Search for anything using your favorite crawler-based search engine. Nearly instantly, the search engine will sort through the millions of pages it knows about and present you with ones that match your topic. The matches will even be ranked, so that the most relevant ones come first.
Of course, the search engines don't always get it right. Non-relevant pages make it through, and sometimes it may take a little more digging to find what you are looking for. But, by and large, search engines do an amazing job.
As WebCrawler founder Brian Pinkerton puts it, "Imagine walking up to a librarian and saying, 'travel.' They’re going to look at you with a blank face."
OK -- a librarian's not really going to stare at you with a vacant expression. Instead, they're going to ask you questions to better understand what you are looking for.
Unfortunately, search engines don't have the ability to ask a few questions to focus your search, as a librarian can. They also can't rely on judgment and past experience to rank web pages, in the way humans can.
So, how do crawler-based search engines go about determining relevancy, when confronted with hundreds of millions of web pages to sort through? They follow a set of rules, known as an algorithm. Exactly how a particular search engine's algorithm works is a closely-kept trade secret. However, all major search engines follow the general rules below.
Location, Location, Location...and Frequency
One of the the main rules in a ranking algorithm involves the location and frequency of keywords on a web page. Call it the location/frequency method, for short.

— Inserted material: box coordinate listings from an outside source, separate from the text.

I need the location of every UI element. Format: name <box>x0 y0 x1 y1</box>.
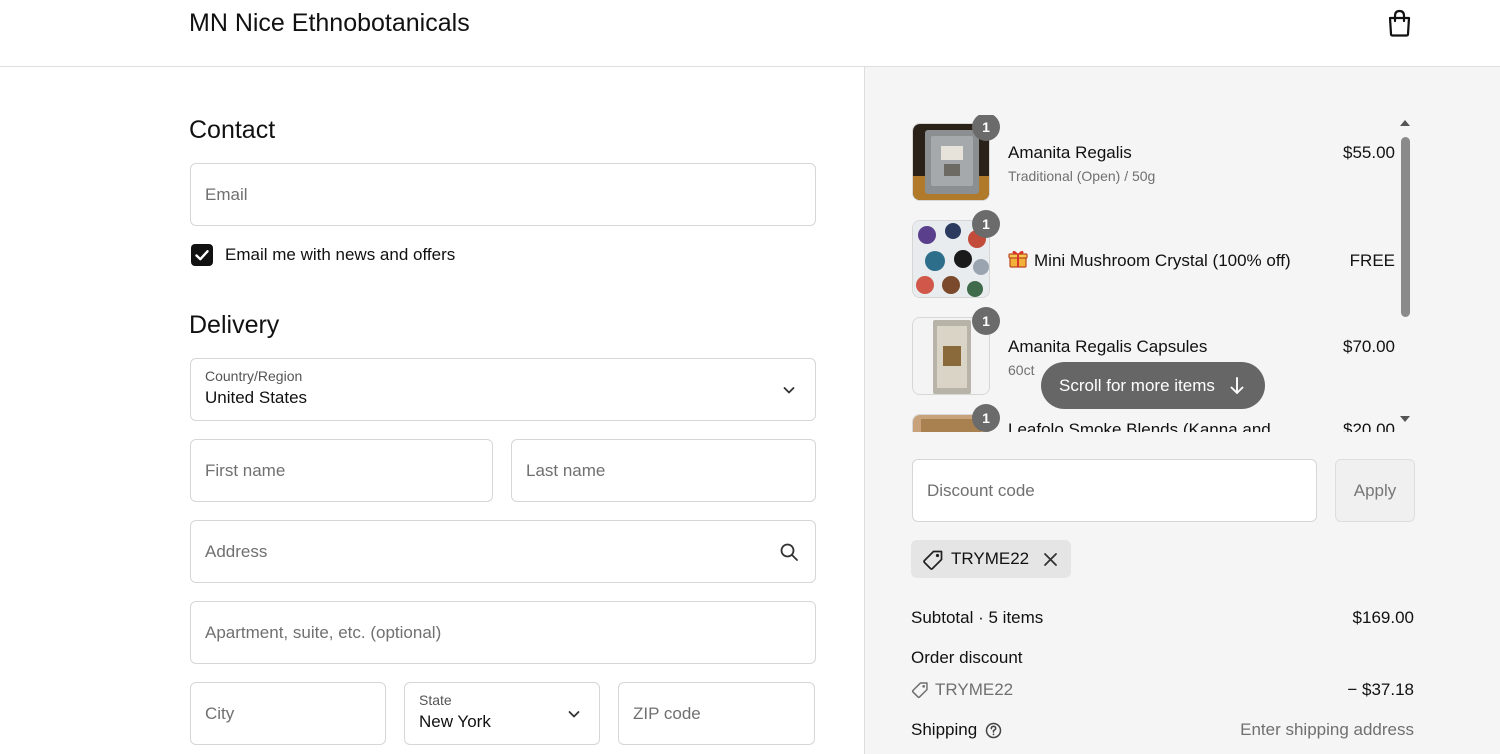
city-placeholder: City <box>205 704 235 723</box>
quantity-badge: 1 <box>972 115 1000 141</box>
state-value: New York <box>419 712 491 731</box>
shopping-bag-icon[interactable] <box>1386 9 1413 37</box>
city-field[interactable]: City <box>190 682 386 745</box>
chevron-down-icon <box>783 387 795 394</box>
item-price: FREE <box>1349 251 1395 270</box>
discount-code-field[interactable]: Discount code <box>912 459 1317 522</box>
country-value: United States <box>205 388 308 407</box>
apartment-placeholder: Apartment, suite, etc. (optional) <box>205 623 442 642</box>
scrollbar-thumb[interactable] <box>1401 137 1410 317</box>
quantity-badge: 1 <box>972 307 1000 335</box>
country-label: Country/Region <box>205 368 303 384</box>
zip-placeholder: ZIP code <box>633 704 701 723</box>
item-variant: 60ct <box>1008 362 1035 378</box>
item-name: Leafolo Smoke Blends (Kanna and <box>1008 420 1271 432</box>
email-field[interactable]: Email <box>190 163 816 226</box>
address-field[interactable]: Address <box>190 520 816 583</box>
shipping-label: Shipping <box>911 720 978 739</box>
tag-icon <box>911 682 928 699</box>
help-icon[interactable] <box>985 722 1002 739</box>
item-name: Mini Mushroom Crystal (100% off) <box>1034 251 1291 270</box>
order-discount-code: TRYME22 <box>935 680 1014 699</box>
scroll-hint-label: Scroll for more items <box>1059 376 1215 395</box>
newsletter-checkbox[interactable] <box>191 244 213 266</box>
state-label: State <box>419 692 452 708</box>
last-name-placeholder: Last name <box>526 461 606 480</box>
shipping-value: Enter shipping address <box>1240 720 1414 739</box>
first-name-field[interactable]: First name <box>190 439 493 502</box>
tag-icon <box>923 550 943 570</box>
item-variant: Traditional (Open) / 50g <box>1008 168 1156 184</box>
item-name: Amanita Regalis Capsules <box>1008 337 1208 356</box>
email-placeholder: Email <box>205 185 248 204</box>
contact-heading: Contact <box>189 116 276 144</box>
last-name-field[interactable]: Last name <box>511 439 816 502</box>
scroll-for-more-button[interactable]: Scroll for more items <box>1041 362 1265 409</box>
zip-field[interactable]: ZIP code <box>618 682 815 745</box>
address-placeholder: Address <box>205 542 268 561</box>
item-price: $55.00 <box>1343 143 1395 162</box>
arrow-down-icon <box>1230 377 1244 394</box>
scroll-down-icon[interactable] <box>1399 414 1411 424</box>
apartment-field[interactable]: Apartment, suite, etc. (optional) <box>190 601 816 664</box>
applied-discount-chip: TRYME22 <box>911 540 1071 578</box>
item-price: $70.00 <box>1343 337 1395 356</box>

Remember the librarian mentioned above? They need to find books to match your request of "travel," so it makes sense that they first look at books with travel in the title. Search engines operate the same way. Pages with the search terms appearing in the HTML title tag are often assumed to be more relevant than others to the topic.
Search engines will also check to see if the search keywords appear near the top of a web page, such as in the headline or in the first few paragraphs of text. They assume that any page relevant to the topic will mention those words right from the beginning.
Frequency is the other major factor in how search engines determine relevancy. A search engine will analyze how often keywords appear in relation to other words in a web page. Those with a higher frequency are often deemed more relevant than other web pages.